The Minnesota Department of Health has identified an outbreak of hepatitis A in Minnesota. The virus is often passed directly through contaminated food and water and is currently clustered in certain at-risk populations in the state, affecting more than 20 people across nine counties.
August is National Immunization Awareness Month, and this outbreak is yet another example of the importance of vaccination for people of all ages.
According to the Centers for Disease Control (CDC), the hepatitis A vaccine has an efficacy of 94 percent or higher after two doses. If a family has received regular pediatric care and has followed the recommended vaccination series, the risk is very low.
“The vaccine for hepatitis A is very safe and highly effective. It’s one of the best vaccines available today,” said Tyler Bold, MD, PhD, a University of Minnesota Physicians physician-scientist trained in the clinical subspecialty practice of infectious diseases.
In the past century, several major diseases have become preventable because of vaccines. Polio, diphtheria, tetanus, pertussis, and certain forms of bacterial pneumonia and meningitis have all been impacted by vaccines becoming readily available to the public. Humanity significantly extended the average lifespan during the 20th century.
Even though significant improvements have been made, there are still many diseases for which there are no effective vaccines, such as HIV, malaria, and tuberculosis. “Tuberculosis is the number one infectious cause of death in the world. A big part of that is we have no effective vaccine,” said Bold. “There are effective antibiotics, but they are hard to administer and take months to work. On the other hand, a good vaccine could prevent the infection from ever happening in the first place. The best ones can be given once or twice in childhood, and that protection should last for the rest of the person's life.”
Also, there is the potential for infectious disease to recur within unvaccinated populations or because of antibiotic resistance.

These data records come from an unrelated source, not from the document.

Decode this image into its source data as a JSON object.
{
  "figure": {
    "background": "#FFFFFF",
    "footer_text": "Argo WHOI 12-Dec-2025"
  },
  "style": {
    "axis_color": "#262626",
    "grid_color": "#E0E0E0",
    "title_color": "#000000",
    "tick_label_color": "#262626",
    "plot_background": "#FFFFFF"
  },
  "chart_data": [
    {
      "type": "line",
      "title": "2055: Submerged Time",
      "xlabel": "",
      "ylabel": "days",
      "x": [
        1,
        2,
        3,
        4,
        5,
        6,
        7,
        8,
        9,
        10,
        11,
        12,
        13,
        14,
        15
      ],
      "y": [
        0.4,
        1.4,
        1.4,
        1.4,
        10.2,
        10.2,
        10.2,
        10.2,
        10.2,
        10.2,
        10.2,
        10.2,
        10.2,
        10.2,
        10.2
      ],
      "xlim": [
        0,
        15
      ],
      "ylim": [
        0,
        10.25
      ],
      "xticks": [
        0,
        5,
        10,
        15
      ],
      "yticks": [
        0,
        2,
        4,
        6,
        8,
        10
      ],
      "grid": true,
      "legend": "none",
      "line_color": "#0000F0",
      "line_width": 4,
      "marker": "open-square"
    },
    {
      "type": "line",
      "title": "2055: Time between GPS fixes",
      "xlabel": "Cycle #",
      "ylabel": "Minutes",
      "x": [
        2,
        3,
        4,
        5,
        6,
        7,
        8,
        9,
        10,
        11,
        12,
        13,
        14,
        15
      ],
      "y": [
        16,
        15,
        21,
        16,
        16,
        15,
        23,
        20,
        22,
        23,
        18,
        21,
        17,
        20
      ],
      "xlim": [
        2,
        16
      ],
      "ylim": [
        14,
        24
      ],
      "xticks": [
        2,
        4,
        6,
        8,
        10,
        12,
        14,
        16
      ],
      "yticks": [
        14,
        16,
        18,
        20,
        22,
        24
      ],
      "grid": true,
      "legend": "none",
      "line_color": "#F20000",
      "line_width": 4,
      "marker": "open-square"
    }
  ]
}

“This current environment of resistance to vaccination we are witnessing exists in this period of short term memory where the real triumphs of vaccination have been forgotten to some degree."
Marc Jenkins, PhD, a Regents and Distinguished McKnight University Professor in the Department of Microbiology and Immunology at the University of Minnesota Medical School
There are an estimated 20 million cases of measles and 197,000 deaths from measles each year worldwide. The CDC reported that almost all cases of measles in the United States affect those who were not vaccinated.
“From the standpoint of someone who studies infectious diseases, it's important for people to realize how much of a threat even a few cases of measles can represent. While it might not seem that big a deal for a community or society—I can assure you it is. Measles is one of the most contagious pathogens we know,” said Bold.
Immunizations ensure that pathogens are unable to spread and help keep the general public in good health. “I’m inspired by the potential of immunology and vaccines to transform people’s lives,” stated Bold.